The exhibit will feature a variety of artwork from acrylics and oils to cloth sculpting, rug hooking, sketching and lino cuts. Every half hour artists will give visual demonstrations of various techniques used in their work.
Avalon Artist Group (Rosemary Byrne, Michelle Penney-Rowe, Agnes O’Flaherty, Denise Soper and Jean Walsh) set up the show. The five women met each other while attending related events around the area.
“Recognizing the immense amount of local talent gave us the idea to form and showcase these artists and their work,” Byrne says. “It’s our first show as a group and safe to say the first art show with multi art techniques — all in one room. There are 22-25 artists in the show with approximately 225 running feet of artwork.”
A wall will be set up specifically for pieces 3x4 feet and larger.
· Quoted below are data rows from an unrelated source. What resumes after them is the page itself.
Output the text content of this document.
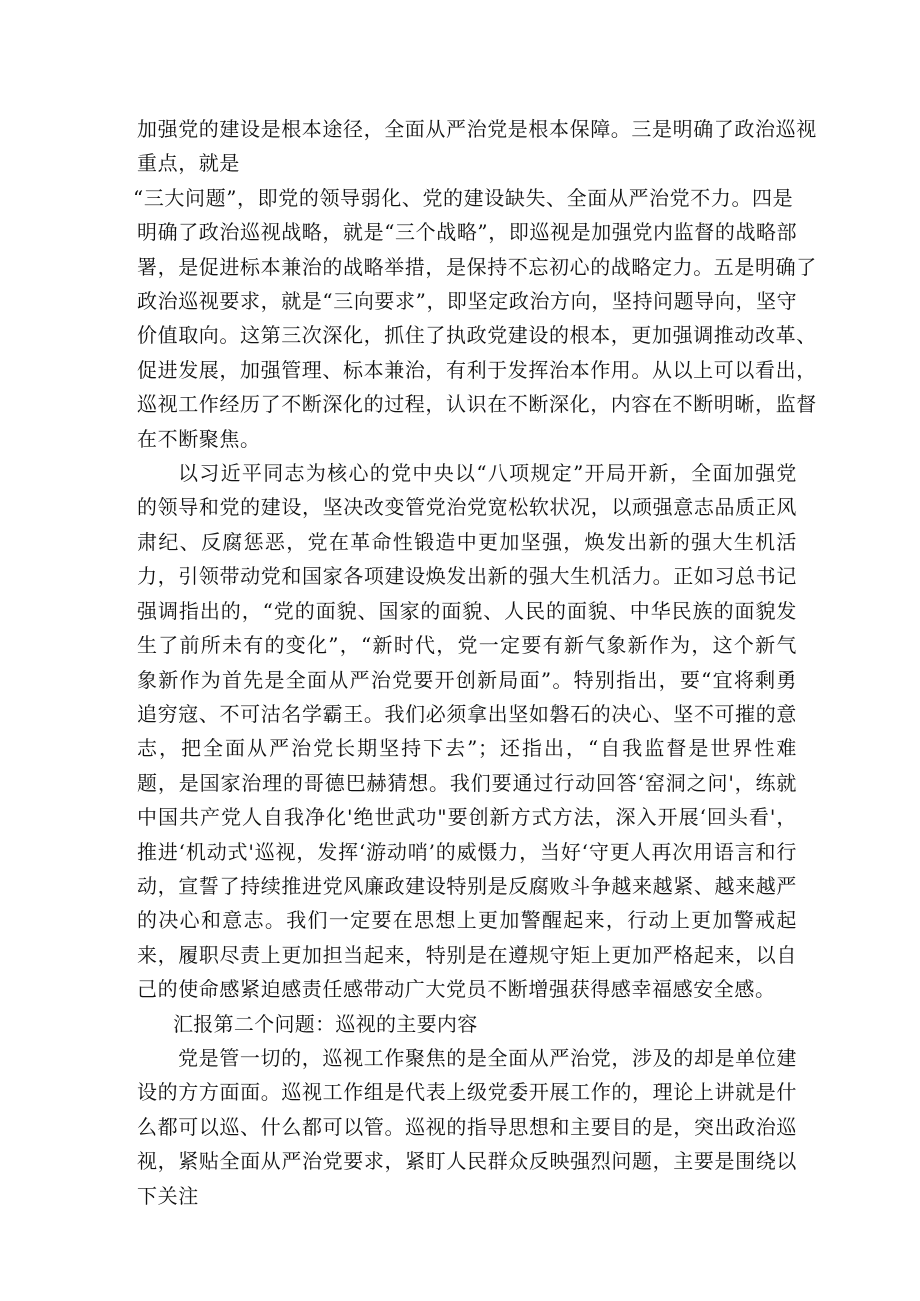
加强党的建设是根本途径，全面从严治党是根本保障。三是明确了政治巡视
重点，就是
“三大问题”，即党的领导弱化、党的建设缺失、全面从严治党不力。四是
明确了政治巡视战略，就是“三个战略”，即巡视是加强党内监督的战略部
署，是促进标本兼治的战略举措，是保持不忘初心的战略定力。五是明确了
政治巡视要求，就是“三向要求”，即坚定政治方向，坚持问题导向，坚守
价值取向。这第三次深化，抓住了执政党建设的根本，更加强调推动改革、
促进发展，加强管理、标本兼治，有利于发挥治本作用。从以上可以看出，
巡视工作经历了不断深化的过程，认识在不断深化，内容在不断明晰，监督
在不断聚焦。

以习近平同志为核心的党中央以“八项规定”开局开新，全面加强党的领导和党的建设，坚决改变管党治党宽松软状况，以顽强意志品质正风肃纪、反腐惩恶，党在革命性锻造中更加坚强，焕发出新的强大生机活力，引领带动党和国家各项建设焕发出新的强大生机活力。正如习总书记强调指出的，“党的面貌、国家的面貌、人民的面貌、中华民族的面貌发生了前所未有的变化”，“新时代，党一定要有新气象新作为，这个新气象新作为首先是全面从严治党要开创新局面”。特别指出，要“宜将剩勇追穷寇、不可沽名学霸王。我们必须拿出坚如磐石的决心、坚不可摧的意志，把全面从严治党长期坚持下去”；还指出，“自我监督是世界性难题，是国家治理的哥德巴赫猜想。我们要通过行动回答‘窑洞之问'，练就中国共产党人自我净化'绝世武功"要创新方式方法，深入开展‘回头看'，推进‘机动式'巡视，发挥‘游动哨’的威慑力，当好‘守更人再次用语言和行动，宣誓了持续推进党风廉政建设特别是反腐败斗争越来越紧、越来越严的决心和意志。我们一定要在思想上更加警醒起来，行动上更加警戒起来，履职尽责上更加担当起来，特别是在遵规守矩上更加严格起来，以自己的使命感紧迫感责任感带动广大党员不断增强获得感幸福感安全感。

汇报第二个问题：巡视的主要内容

党是管一切的，巡视工作聚焦的是全面从严治党，涉及的却是单位建设的方方面面。巡视工作组是代表上级党委开展工作的，理论上讲就是什么都可以巡、什么都可以管。巡视的指导思想和主要目的是，突出政治巡视，紧贴全面从严治党要求，紧盯人民群众反映强烈问题，主要是围绕以下关注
There’ll be a silent auction, and free draws for an 18x22-inch framed image of squid jigging in Holyrood in the early ’60s.
Classic cars and teens
The Roody classic car show, July 18, is another first for SquidFest, as is the festival’s teen night later that evening. The car show will take place at the Eastern Health Parking lot at 6 p.m.
Teen night starts at 7 p.m. at Salmonier Line Soccer Field.
“A lot of communities and festivals really struggle with planning for the teen age group and we’re guilty of it too,” admits Martin. “But this year we’re doing three hours of paintball and laser tag for teenagers.”
Other new events include Sunrise yoga at 5:15 a.m. July 20, on George Cove Mountain; an outdoor market to be held in conjunction with the July 21 kitchen party; and a “whacky photo booth” where visitors can have My SquidFest 25 photos taken for a small fee.